Chitturkavu Devi Temple is in the township boundary of Chittur municipality about 15 km from Palakkad town. The eastern side of the ghat is known as ‘ Kongan Nadu'. At a remote time in the history of Malabar, the Kongan army entered Chittur through the mountain pass and a fierce fight followed. In the fight the people of Chittur, with the help of Chittur Goddess could defeat the Kongans. To commemorate the event every year ‘Konganpada' festival is celebrated at the Chitturkavu temple. The goddess Durga in her formidable form is the main deity of the temple. ‘Chanthattom' is the important ritualistic offering of the goddess and as a result of the incessant offering, the idol had turned in to deep black.

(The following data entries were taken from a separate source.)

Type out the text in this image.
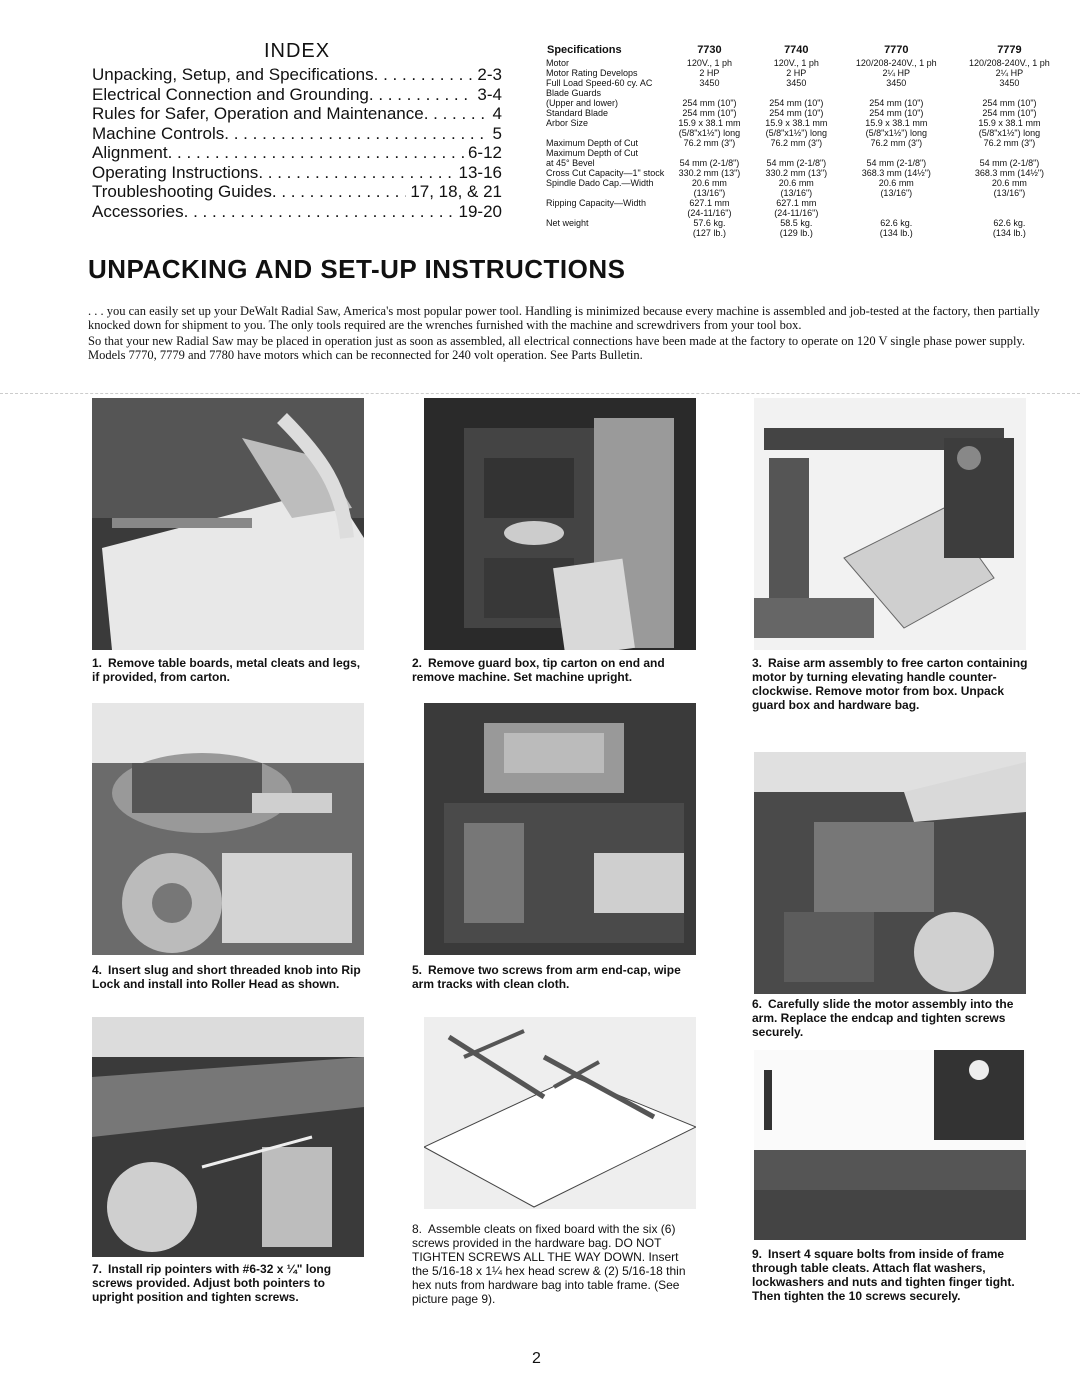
INDEX
Unpacking, Setup, and Specifications . . .	2-3
Electrical Connection and Grounding . . .	3-4
Rules for Safer, Operation and Maintenance . . .	4
Machine Controls . . .	5
Alignment . . .	6-12
Operating Instructions . . .	13-16
Troubleshooting Guides . . .	17, 18, & 21
Accessories . . .	19-20
UNPACKING AND SET-UP INSTRUCTIONS
Specifications	7730	7740	7770	7779
Motor	120V., 1 ph	120V., 1 ph	120/208-240V., 1 ph	120/208-240V., 1 ph
Motor Rating Develops	2 HP	2 HP	2¼ HP	2¼ HP
Full Load Speed-60 cy. AC	3450	3450	3450	3450
Blade Guards				
(Upper and lower)	254 mm (10")	254 mm (10")	254 mm (10")	254 mm (10")
Standard Blade	254 mm (10")	254 mm (10")	254 mm (10")	254 mm (10")
Arbor Size	15.9 x 38.1 mm	15.9 x 38.1 mm	15.9 x 38.1 mm	15.9 x 38.1 mm
	(5/8"x1½") long	(5/8"x1½") long	(5/8"x1½") long	(5/8"x1½") long
Maximum Depth of Cut	76.2 mm (3")	76.2 mm (3")	76.2 mm (3")	76.2 mm (3")
Maximum Depth of Cut				
at 45° Bevel	54 mm (2-1/8")	54 mm (2-1/8")	54 mm (2-1/8")	54 mm (2-1/8")
Cross Cut Capacity—1" stock	330.2 mm (13")	330.2 mm (13")	368.3 mm (14½")	368.3 mm (14½")
Spindle Dado Cap.—Width	20.6 mm	20.6 mm	20.6 mm	20.6 mm
	(13/16")	(13/16")	(13/16")	(13/16")
Ripping Capacity—Width	627.1 mm	627.1 mm		
	(24-11/16")	(24-11/16")		
Net weight	57.6 kg.	58.5 kg.	62.6 kg.	62.6 kg.
	(127 lb.)	(129 lb.)	(134 lb.)	(134 lb.)

. . . you can easily set up your DeWalt Radial Saw, America's most popular power tool. Handling is minimized because every machine is assembled and job-tested at the factory, then partially knocked down for shipment to you. The only tools required are the wrenches furnished with the machine and screwdrivers from your tool box.

So that your new Radial Saw may be placed in operation just as soon as assembled, all electrical connections have been made at the factory to operate on 120 V single phase power supply. Models 7770, 7779 and 7780 have motors which can be reconnected for 240 volt operation. See Parts Bulletin.

1. Remove table boards, metal cleats and legs, if provided, from carton.
2. Remove guard box, tip carton on end and remove machine. Set machine upright.
3. Raise arm assembly to free carton containing motor by turning elevating handle counter-clockwise. Remove motor from box. Unpack guard box and hardware bag.
4. Insert slug and short threaded knob into Rip Lock and install into Roller Head as shown.
5. Remove two screws from arm end-cap, wipe arm tracks with clean cloth.
6. Carefully slide the motor assembly into the arm. Replace the endcap and tighten screws securely.
7. Install rip pointers with #6-32 x ¼" long screws provided. Adjust both pointers to upright position and tighten screws.
8. Assemble cleats on fixed board with the six (6) screws provided in the hardware bag. DO NOT TIGHTEN SCREWS ALL THE WAY DOWN. Insert the 5/16-18 x 1¼ hex head screw & (2) 5/16-18 thin hex nuts from hardware bag into table frame. (See picture page 9).
9. Insert 4 square bolts from inside of frame through table cleats. Attach flat washers, lockwashers and nuts and tighten finger tight. Then tighten the 10 screws securely.
2
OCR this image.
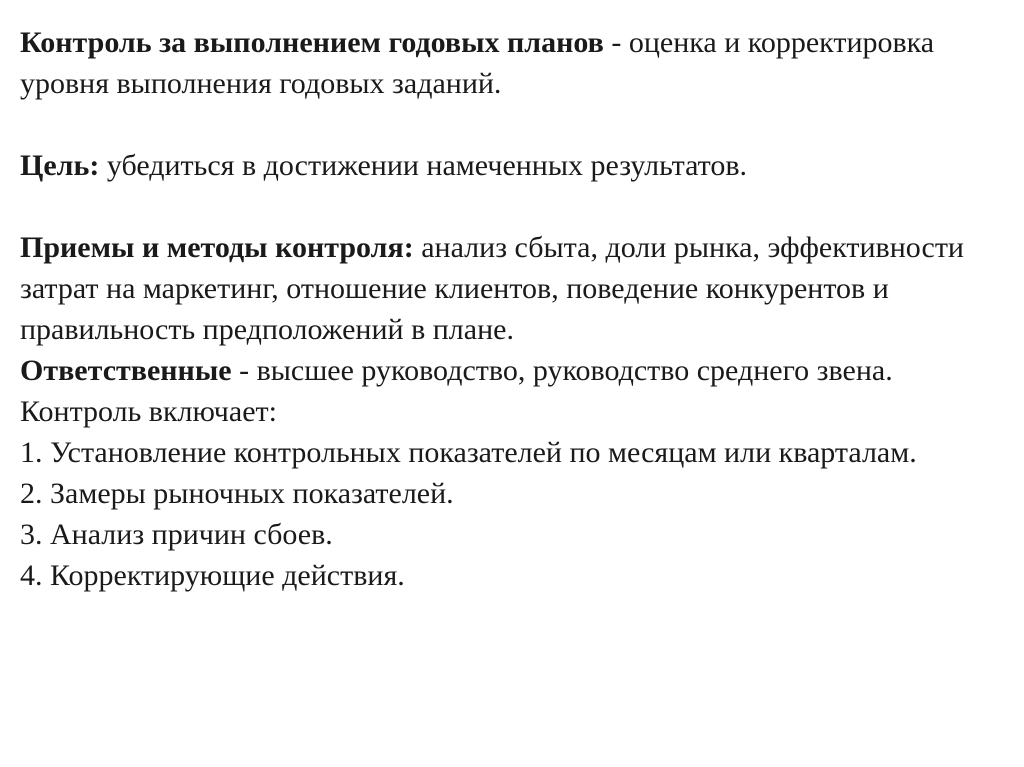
Контроль за выполнением годовых планов - оценка и корректировка уровня выполнения годовых заданий.

Цель: убедиться в достижении намеченных результатов.

Приемы и методы контроля: анализ сбыта, доли рынка, эффективности затрат на маркетинг, отношение клиентов, поведение конкурентов и правильность предположений в плане.

Ответственные - высшее руководство, руководство среднего звена.

Контроль включает:

1. Установление контрольных показателей по месяцам или кварталам.

2. Замеры рыночных показателей.

3. Анализ причин сбоев.

4. Корректирующие действия.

The legend about the divine birth of Devi Kali is as follows:- Daruka was a wicked demon. He conquered the three worlds with the miraculous boon that he obtained from Brahma. The Devas suffered much due to continual torment of the demon. Consequently, Lord Siva became angry and out of his fire of anger there existed the goddess Kali, who was entrusted with the work of killing the demon Daruka.  Queen Daruki was the wife of demon and the queen of Forest And she was a devotee of Devi Parvati. The demon shumbh and nishumbha insist to Daruka to insist queen daruki to call Devi Kali ( they don't even know Parvati itself is Kali ) when queen Daruki called Devi Parvati with her devotion. Then Kali got angry with king Darukas behaviour towards women and killed him in spite of his wife's request to forgive him but he got killed as he has insulted the women. From this instance demon shumbh and nishumbha ran away.